In a culture wired for instant results, we often forget that meaningful change may take persistent action over a long period. This is a 35-year story of education and advocacy arising from the bomb-laden fields of Laos. Titus Peachey who, with his wife Linda Gehman Peachey, went to Laos on a Mennonite Central Committee assignment in 1980, tells the story in four parts.This series originally appeared in PeaceSigns, the online magazine of the Peace and Justice Support Network. Read part one.
It was early in 1981 when we received a clear call to education and advocacy via a simple request from a Lao farmer. The day before Linda’s visit to his home, his wife had been killed when her hoe struck a U.S. cluster bomb buried in their garden.
Handing Linda the shattered hoehead, the farmer said, “Please take this back to America and tell our story so that it won’t happen again.”

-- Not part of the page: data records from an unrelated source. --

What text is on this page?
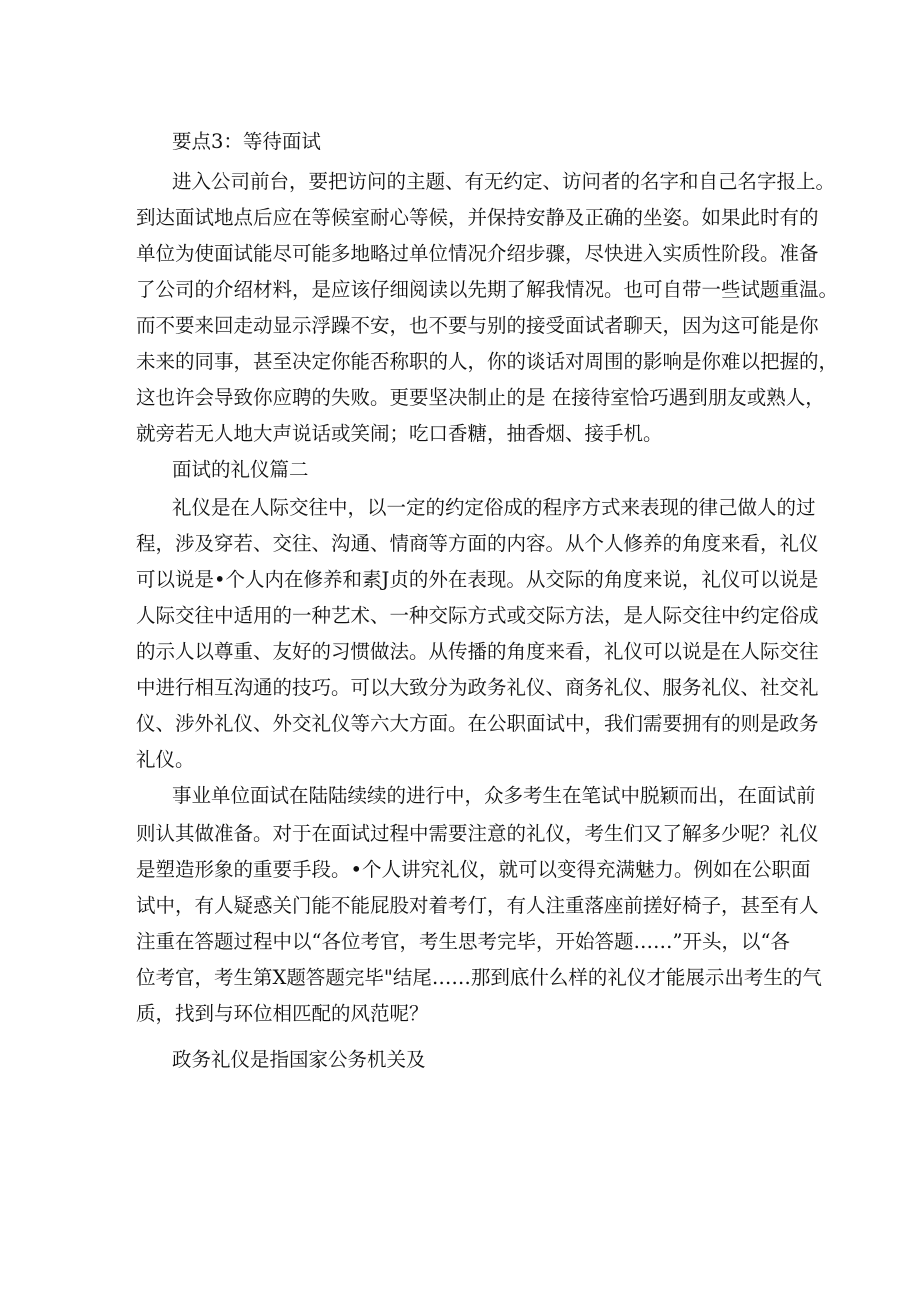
要点3：等待面试
进入公司前台，要把访问的主题、有无约定、访问者的名字和自己名字报上。
到达面试地点后应在等候室耐心等候，并保持安静及正确的坐姿。如果此时有的
单位为使面试能尽可能多地略过单位情况介绍步骤，尽快进入实质性阶段。准备
了公司的介绍材料，是应该仔细阅读以先期了解我情况。也可自带一些试题重温。
而不要来回走动显示浮躁不安，也不要与别的接受面试者聊天，因为这可能是你
未来的同事，甚至决定你能否称职的人，你的谈话对周围的影响是你难以把握的，
这也许会导致你应聘的失败。更要坚决制止的是 在接待室恰巧遇到朋友或熟人，
就旁若无人地大声说话或笑闹；吃口香糖，抽香烟、接手机。
面试的礼仪篇二
礼仪是在人际交往中，以一定的约定俗成的程序方式来表现的律己做人的过
程，涉及穿若、交往、沟通、情商等方面的内容。从个人修养的角度来看，礼仪
可以说是•个人内在修养和素J贞的外在表现。从交际的角度来说，礼仪可以说是
人际交往中适用的一种艺术、一种交际方式或交际方法，是人际交往中约定俗成
的示人以尊重、友好的习惯做法。从传播的角度来看，礼仪可以说是在人际交往
中进行相互沟通的技巧。可以大致分为政务礼仪、商务礼仪、服务礼仪、社交礼
仪、涉外礼仪、外交礼仪等六大方面。在公职面试中，我们需要拥有的则是政务
礼仪。
事业单位面试在陆陆续续的进行中，众多考生在笔试中脱颖而出，在面试前
则认其做准备。对于在面试过程中需要注意的礼仪，考生们又了解多少呢？礼仪
是塑造形象的重要手段。•个人讲究礼仪，就可以变得充满魅力。例如在公职面
试中，有人疑惑关门能不能屁股对着考仃，有人注重落座前搓好椅子，甚至有人
注重在答题过程中以“各位考官，考生思考完毕，开始答题……”开头，以“各
位考官，考生第X题答题完毕"结尾……那到底什么样的礼仪才能展示出考生的气
质，找到与环位相匹配的风范呢？
政务礼仪是指国家公务机关及
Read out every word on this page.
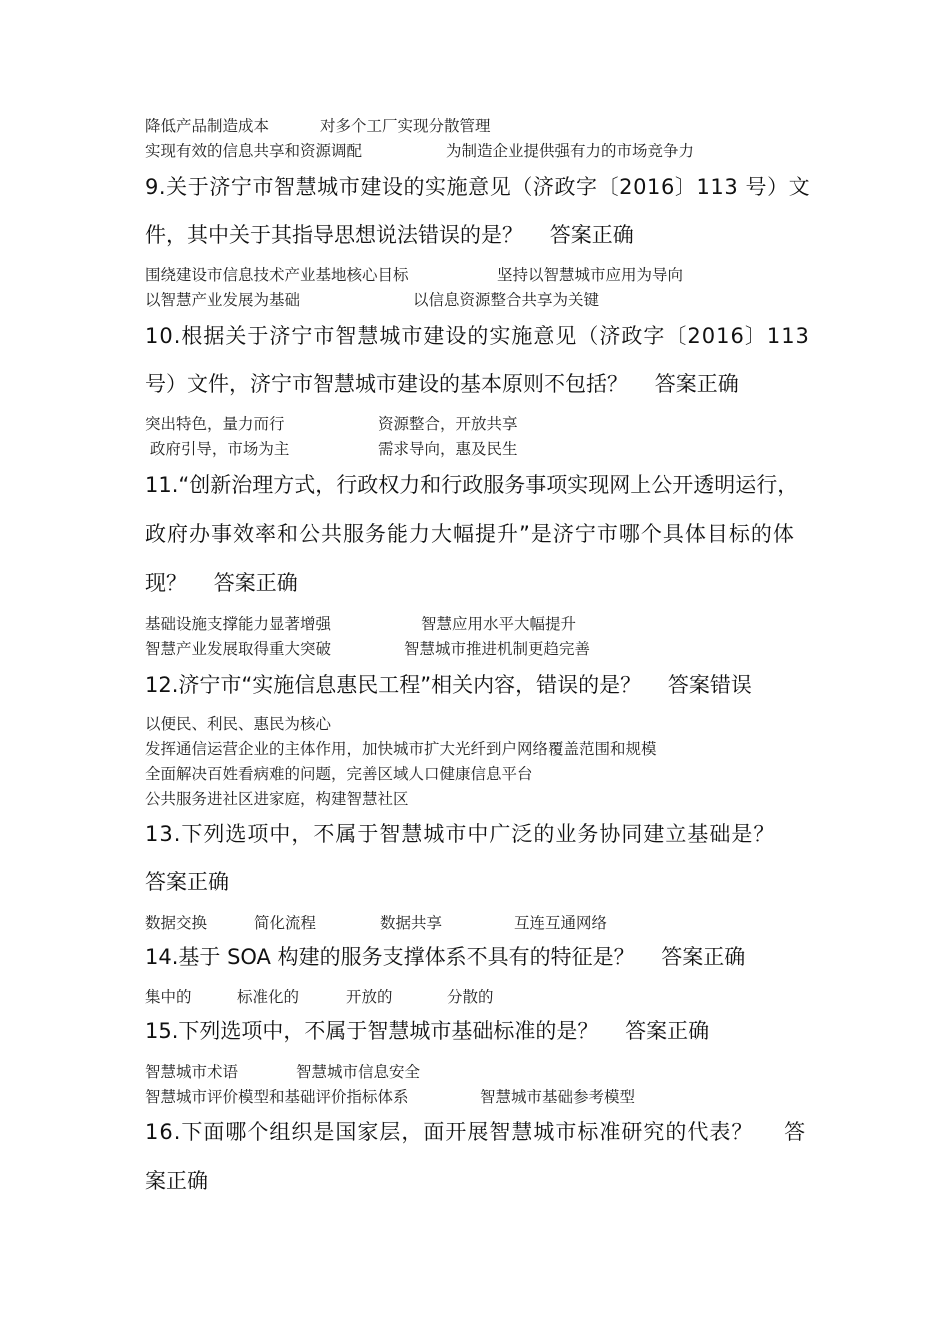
降低产品制造成本	对多个工厂实现分散管理
实现有效的信息共享和资源调配	为制造企业提供强有力的市场竞争力
9.关于济宁市智慧城市建设的实施意见（济政字〔2016〕113 号）文
件，其中关于其指导思想说法错误的是？    答案正确
围绕建设市信息技术产业基地核心目标	坚持以智慧城市应用为导向
以智慧产业发展为基础	以信息资源整合共享为关键
10.根据关于济宁市智慧城市建设的实施意见（济政字〔2016〕113
号）文件，济宁市智慧城市建设的基本原则不包括？    答案正确
突出特色，量力而行	资源整合，开放共享
政府引导，市场为主	需求导向，惠及民生
11.“创新治理方式，行政权力和行政服务事项实现网上公开透明运行，
政府办事效率和公共服务能力大幅提升”是济宁市哪个具体目标的体
现？    答案正确
基础设施支撑能力显著增强	智慧应用水平大幅提升
智慧产业发展取得重大突破	智慧城市推进机制更趋完善
12.济宁市“实施信息惠民工程”相关内容，错误的是？    答案错误
以便民、利民、惠民为核心
发挥通信运营企业的主体作用，加快城市扩大光纤到户网络覆盖范围和规模
全面解决百姓看病难的问题，完善区域人口健康信息平台
公共服务进社区进家庭，构建智慧社区
13.下列选项中，不属于智慧城市中广泛的业务协同建立基础是？
答案正确
数据交换	简化流程	数据共享	互连互通网络
14.基于 SOA 构建的服务支撑体系不具有的特征是？    答案正确
集中的	标准化的	开放的	分散的
15.下列选项中，不属于智慧城市基础标准的是？    答案正确
智慧城市术语	智慧城市信息安全
智慧城市评价模型和基础评价指标体系	智慧城市基础参考模型
16.下面哪个组织是国家层，面开展智慧城市标准研究的代表？    答
案正确
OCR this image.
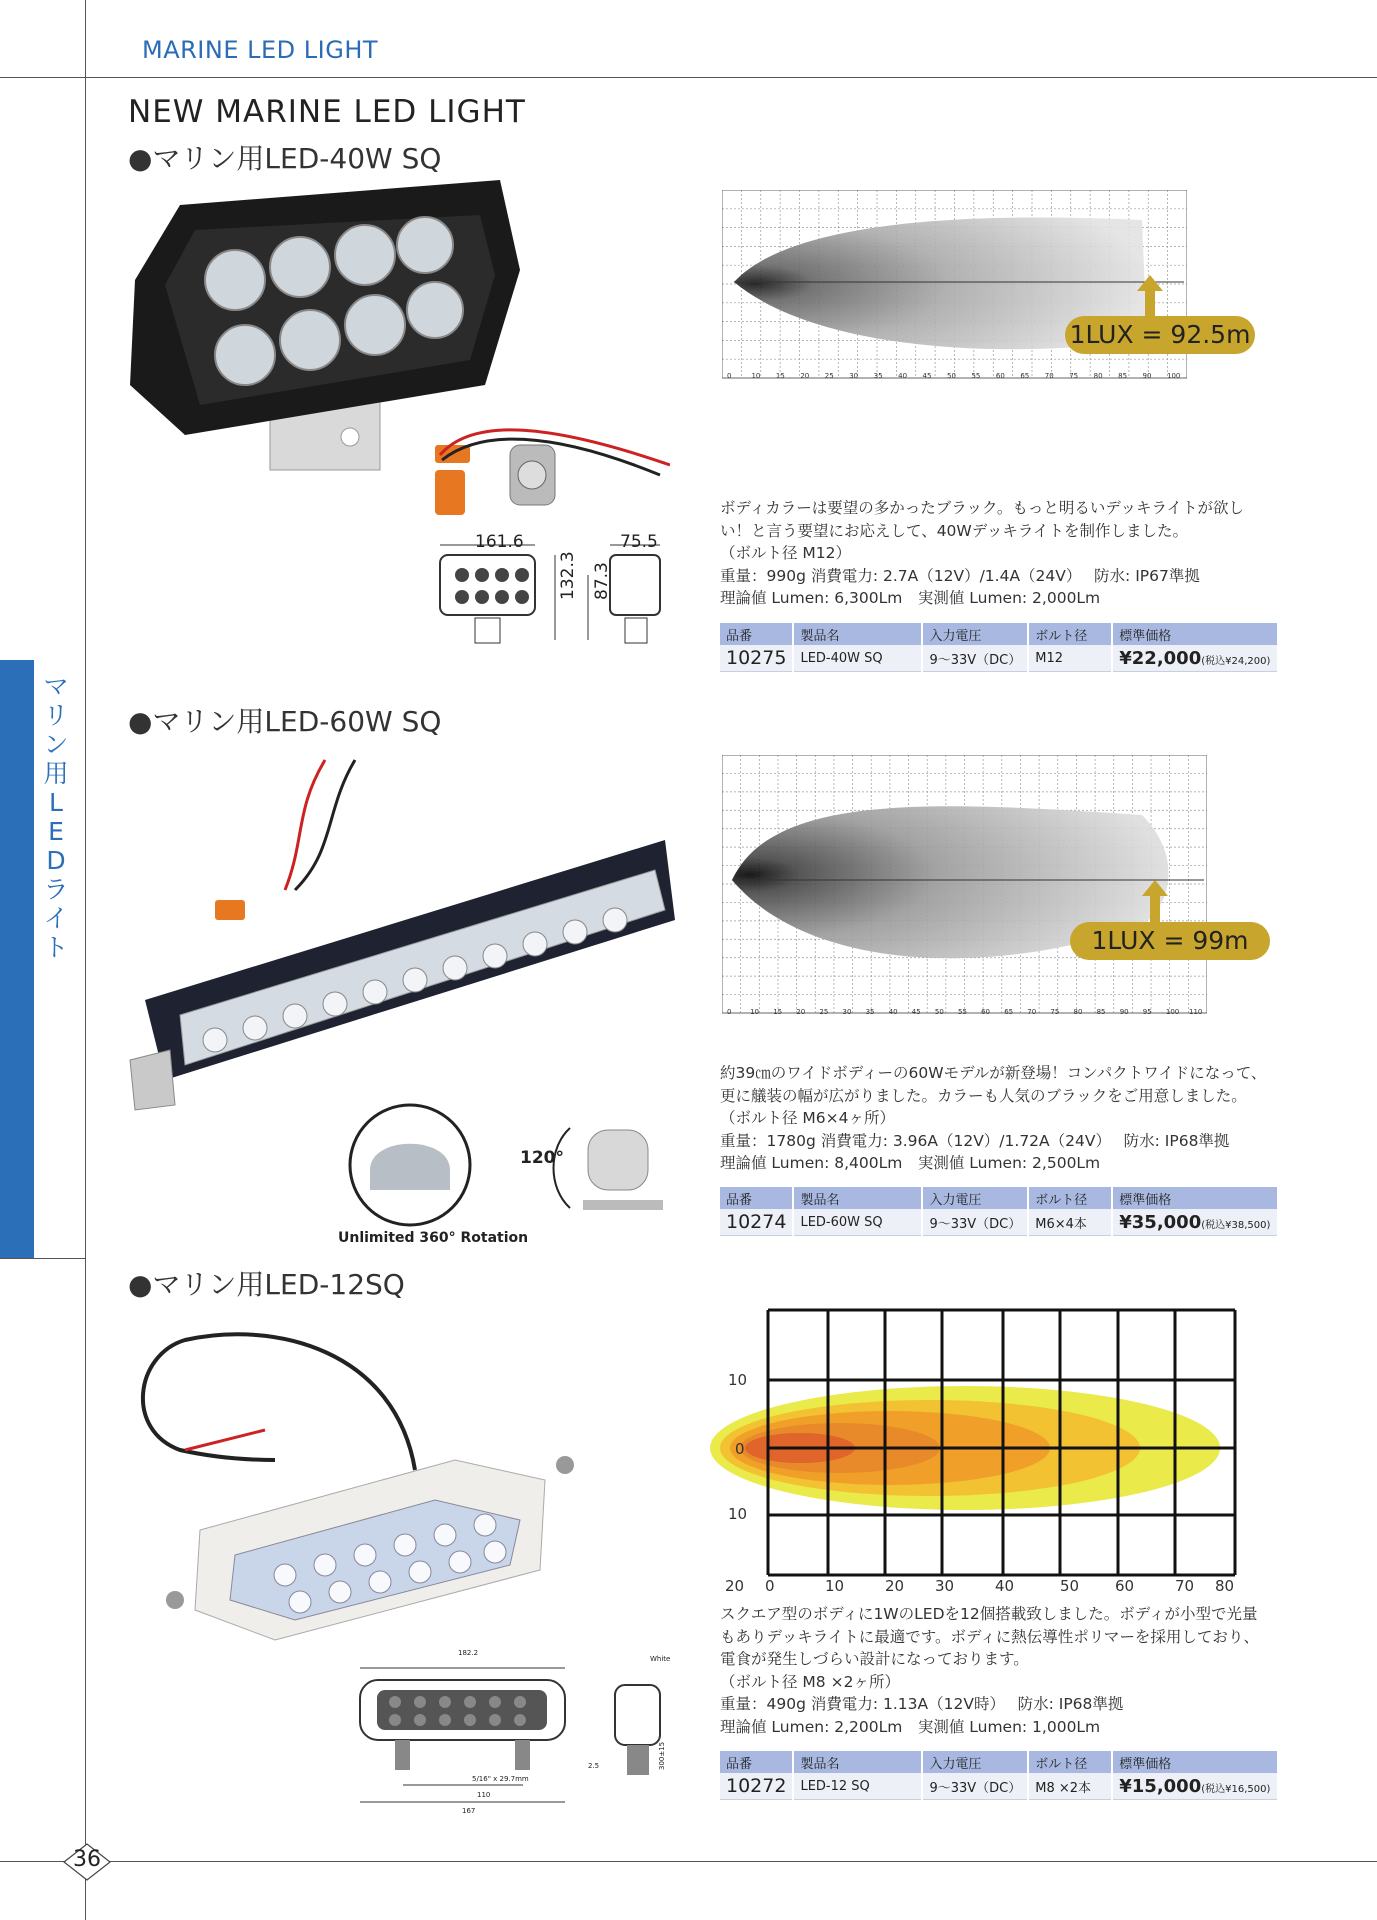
MARINE LED LIGHT
NEW MARINE LED LIGHT
マ
リ
ン
用
L
E
D
ラ
イ
ト
36
●マリン用LED-40W SQ
161.6	75.5
132.3 87.3
1LUX = 92.5m
ボディカラーは要望の多かったブラック。もっと明るいデッキライトが欲し
い！と言う要望にお応えして、40Wデッキライトを制作しました。
（ボルト径 M12）
重量：990g 消費電力: 2.7A（12V）/1.4A（24V）　 防水: IP67準拠
理論値 Lumen: 6,300Lm　実測値 Lumen: 2,000Lm
品番	製品名	入力電圧	ボルト径	標準価格
10275	LED-40W SQ	9〜33V（DC）	M12	¥22,000(税込¥24,200)
●マリン用LED-60W SQ
Unlimited 360° Rotation
120°
1LUX = 99m
約39㎝のワイドボディーの60Wモデルが新登場！コンパクトワイドになって、
更に艤装の幅が広がりました。カラーも人気のブラックをご用意しました。
（ボルト径 M6×4ヶ所）
重量：1780g 消費電力: 3.96A（12V）/1.72A（24V）　 防水: IP68準拠
理論値 Lumen: 8,400Lm　実測値 Lumen: 2,500Lm
品番	製品名	入力電圧	ボルト径	標準価格
10274	LED-60W SQ	9〜33V（DC）	M6×4本	¥35,000(税込¥38,500)
●マリン用LED-12SQ
182.2
110
167
5/16" x 29.7mm
2.5
White
300±15
10
0
10
20 0	10	20 30	40	50 60	70 80
スクエア型のボディに1WのLEDを12個搭載致しました。ボディが小型で光量
もありデッキライトに最適です。ボディに熱伝導性ポリマーを採用しており、
電食が発生しづらい設計になっております。
（ボルト径 M8 ×2ヶ所）
重量：490g 消費電力: 1.13A（12V時）　 防水: IP68準拠
理論値 Lumen: 2,200Lm　実測値 Lumen: 1,000Lm
品番	製品名	入力電圧	ボルト径	標準価格
10272	LED-12 SQ	9〜33V（DC）	M8 ×2本	¥15,000(税込¥16,500)
0	10 15 20 25 30 35 40 45 50 55 60 65 70 75 80 85 90 100
0	10 15 20 25 30 35 40 45 50 55 60 65 70 75 80 85 90 95 100 110
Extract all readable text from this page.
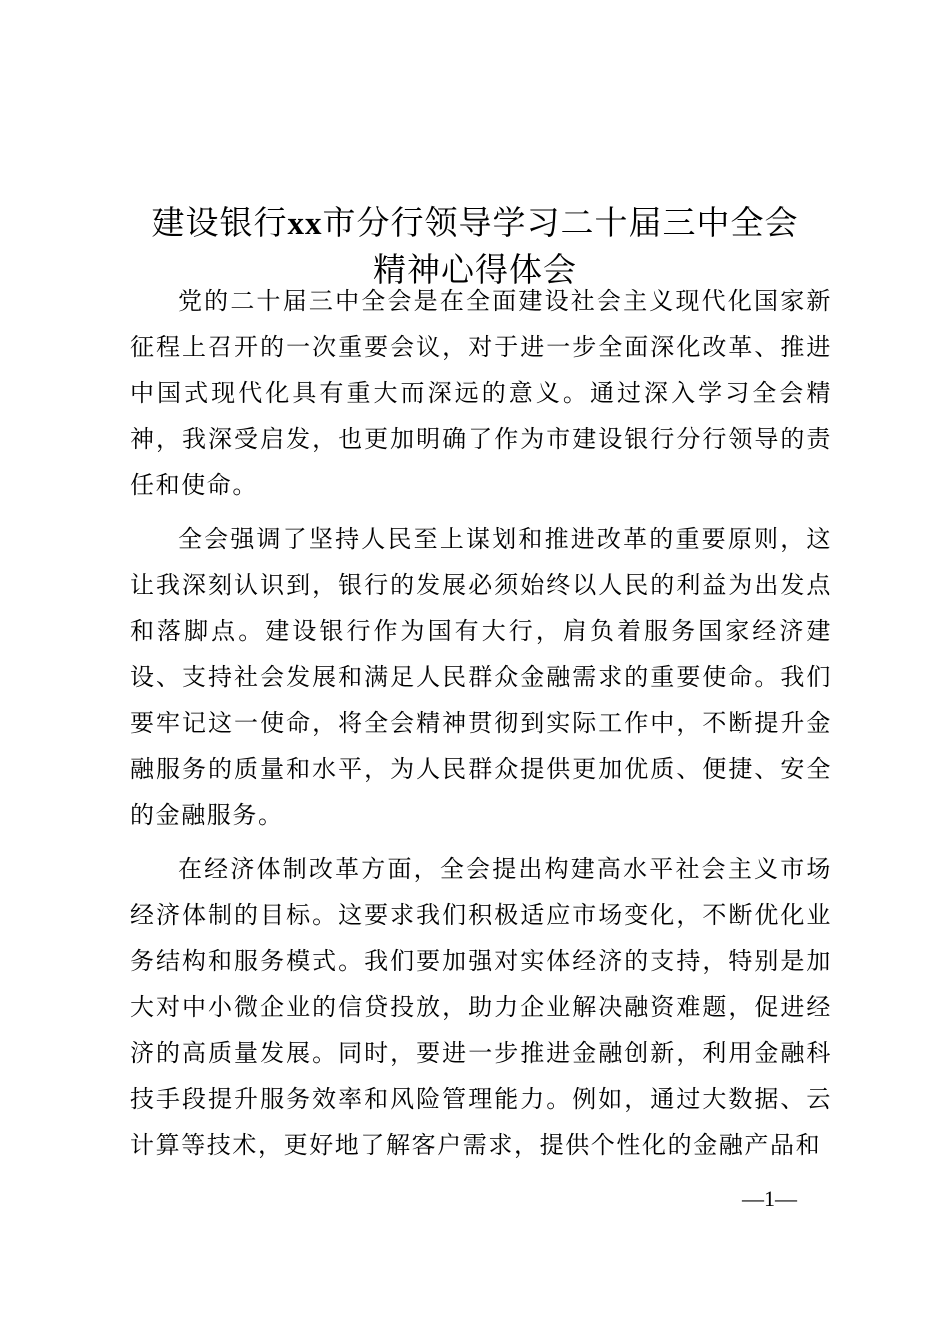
建设银行xx市分行领导学习二十届三中全会
精神心得体会

党的二十届三中全会是在全面建设社会主义现代化国家新征程上召开的一次重要会议，对于进一步全面深化改革、推进中国式现代化具有重大而深远的意义。通过深入学习全会精神，我深受启发，也更加明确了作为市建设银行分行领导的责任和使命。

全会强调了坚持人民至上谋划和推进改革的重要原则，这让我深刻认识到，银行的发展必须始终以人民的利益为出发点和落脚点。建设银行作为国有大行，肩负着服务国家经济建设、支持社会发展和满足人民群众金融需求的重要使命。我们要牢记这一使命，将全会精神贯彻到实际工作中，不断提升金融服务的质量和水平，为人民群众提供更加优质、便捷、安全的金融服务。

在经济体制改革方面，全会提出构建高水平社会主义市场经济体制的目标。这要求我们积极适应市场变化，不断优化业务结构和服务模式。我们要加强对实体经济的支持，特别是加大对中小微企业的信贷投放，助力企业解决融资难题，促进经济的高质量发展。同时，要进一步推进金融创新，利用金融科技手段提升服务效率和风险管理能力。例如，通过大数据、云计算等技术，更好地了解客户需求，提供个性化的金融产品和

—1—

On that sad day, how could we know that 27 years later nearly 100 countries would gather in Oslo, Norway to sign a treaty banning cluster bombs?
This story of international advocacy begins at a meeting of The Convention on Prohibitions or Restrictions on the Use of Certain Conventional Weapons Which May Be Deemed to Be Excessively Injurious or to Have Indiscriminate Effects. Simply stated, it is a gathering of nations to discuss the rules of war. For warfare to be considered just, it may not be fought without restriction, and must be fought in a way that discriminates between military targets and civilian populations.
It is at the gatherings of this group at the U.N. Headquarters in Geneva, that a small group of Non-Governmental Organizations (NGOs) began advocating for restrictions, and then an outright ban on the production and use of cluster munitions.
I attended several of these meetings on behalf of MCC. In 2001, after a colleague, Virgil Wiebe and I gave a presentation on the dreadful impact of cluster munitions in Laos, I discovered what a strange place it was for a pacifist to be. During the Q & A period, a Pentagon official raised his hand and asked: “If cluster bombs are so bad and have such terrible effects, what kind of bombs should we use?” Clearly the parameters of the discussion in the room were radically different from my MCC environment! It was an awkward moment. I began to wonder if there was a meaningful role for me or my pacifist voice in that setting.
Thankfully the experienced landmine ban campaigners persisted, and in 2007 Norway announced that it would initiate a separate negotiation process to ban the production, use, stockpiling and transfer of cluster munitions. What followed was a remarkable series of six meetings over a period of nearly two years.
It was amazing to watch the engagement of civil society in research, education, lobbying and active participation with their government counterparts. Handicap International gathered together survivors of cluster bomb accidents from around the world and provided training in advocacy. Several dozen survivors attended each of the gatherings, arriving on wheel chairs, walking with crutches or being led by guides. They made powerful appeals to the assembled delegates for a complete ban on cluster munitions, as they described the impact of these weapons on their lives and communities.
In 2008, the international treaty banning cluster munitions was signed in Oslo, Norway by nearly 100 countries. Major holdouts still include the United States, Russia, China, Israel, Pakistan and India.
Nearly 30 years after Linda’s encounter with the family that had lost their mother/wife to a cluster bomb in northern Laos, the first meeting to discuss implementation of the treaty was held in Vientiane in 2010. As 1,000 people gathered from around the world it was truly a celebratory moment. Yet the morning newspaper brought a grim reminder of the task ahead, as the front page carried the story of Pui, a young school girl who had been killed by a cluster bomb the day before. Would the U.S. government ever commit significant resources to clear the lethal bombs it had left behind in Laos? That was the task that awaited Legacies of War.
Reflection question:
How do you give voice to values that are grounded in deeply held faith commitments in settings where these values and commitments are not understood or operative?